The Bipartisan Safer Communities Act, which approves federal grants to states with "extreme risk protection order programs," says eligible programs must respect "the Bill of Rights," including "the substantive or procedural due process rights guaranteed under the Fifth and Fourteenth Amendments." But the bill's specific requirements fall far short of that aspiration.
The bill says eligible programs "must include, at the appropriate phase to prevent any violation of constitutional rights, at minimum, notice, the right to an in-person hearing, an unbiased adjudicator, the right to know opposing evidence, the right to present evidence, and the right to confront adverse witnesses." While all of the 19 states with red flag laws eventually give respondents a chance to rebut the allegations against them, all of those laws also authorize temporary, ex parte orders, which can suspend the respondent's gun rights for weeks without a hearing. The Bipartisan Safer Communities Act says nothing about the criteria for those orders or how long they should last.
The bill says respondents must have "the right to be represented by counsel at no expense to the government." That means states have no obligation to provide counsel for respondents who cannot afford to pay a lawyer, leaving them to navigate a complicated and daunting process on their own.
To be eligible for grants, the Bipartisan Safer Communities Act says, states must require "heightened evidentiary standards," which sounds good but does not amount to much as defined by the bill. It says the standards must be "not less than the protections afforded to a similarly situated litigant in Federal court." The standard that applies in federal civil cases is "a preponderance of the evidence," which in this context means it is more likely than not that the respondent poses a risk.

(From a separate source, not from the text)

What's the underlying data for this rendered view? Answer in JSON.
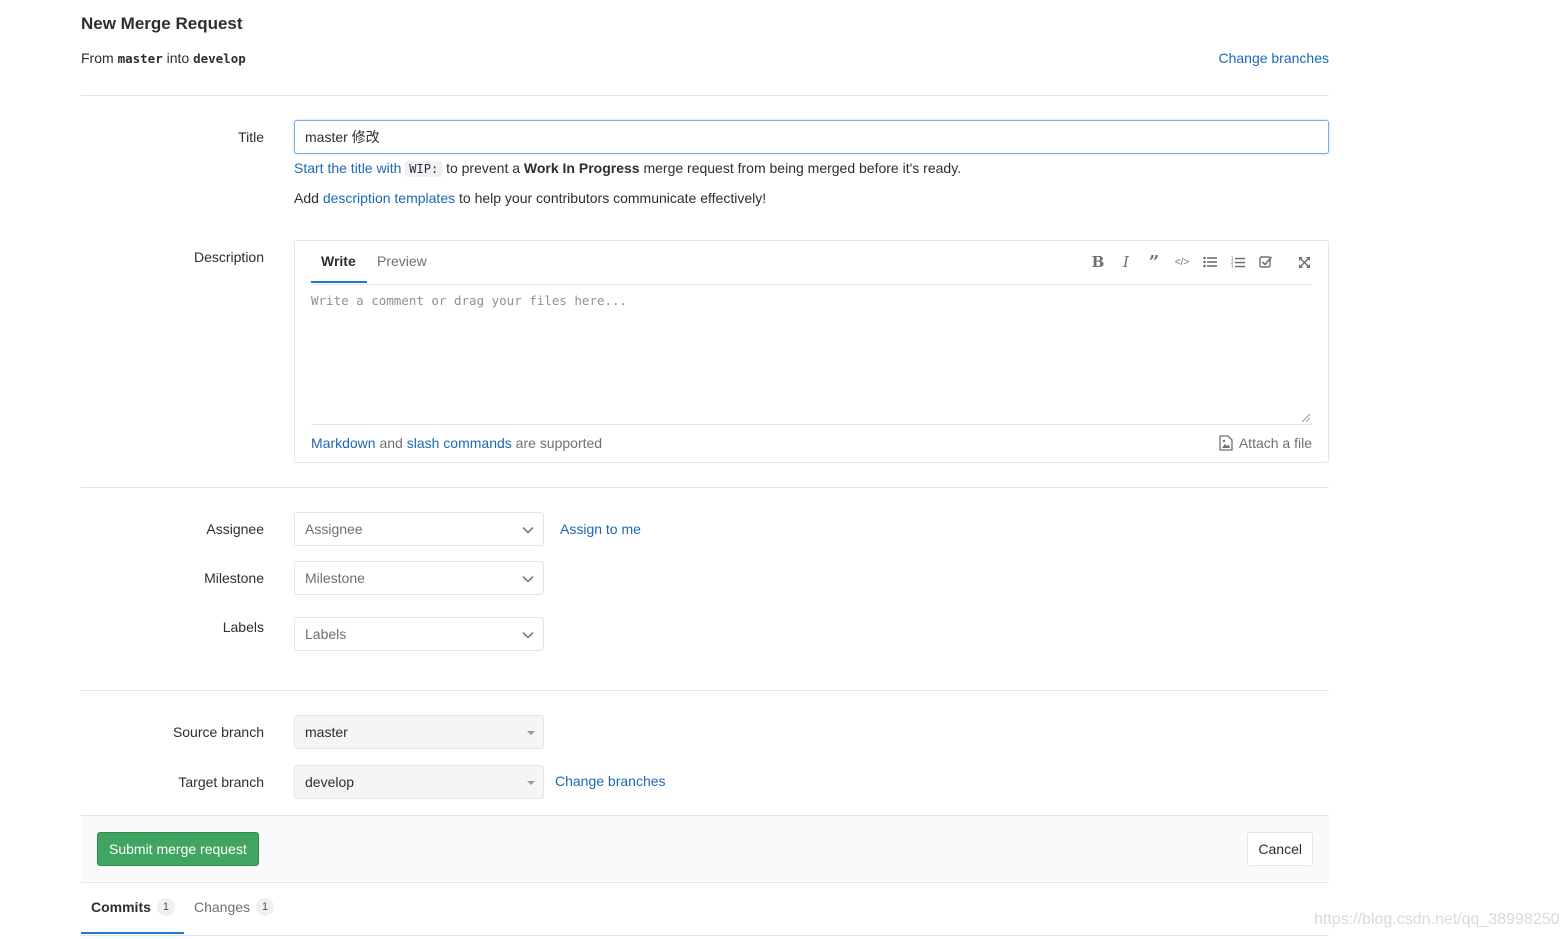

Most states with red flag laws require "clear and convincing evidence," a more demanding test. But either way, since red flag laws generally do not specify how big the risk has to be, they allow orders even in cases where it is extremely unlikely that the respondent would use a gun to harm himself or anyone else. The Bipartisan Safer Communities Act does not address that issue at all.
The bill also says nothing about who should be allowed to apply for red flag orders. In some states, petitioners are limited to police and prosecutors, who are supposed to independently and dispassionately determine whether there is enough evidence to seek an order. Other states allow a long list of relatives and acquaintances to directly petition courts, which increases the danger posed by personal bias or animosity.
The bill does say that eligible programs must "prevent reliance upon evidence that is unsworn or unaffirmed, irrelevant, based on inadmissible hearsay, unreliable, vague, speculative, and lacking a foundation." States are also supposed to establish "penalties for abuse of the program," although such cases are very difficult to prosecute, since they hinge on a petitioner's knowledge and intent. A civil remedy against petitioners who lie would be a stronger deterrent to abuse.
Senate Minority Leader Mitch McConnell (R–Ky.) says the Bipartisan Safer Communities Act is "a common sense package of popular steps that will help make these horrifying incidents less likely while fully upholding the Second Amendment rights of law-abiding citizens." The details of the bill provide ample grounds to be skeptical of both claims.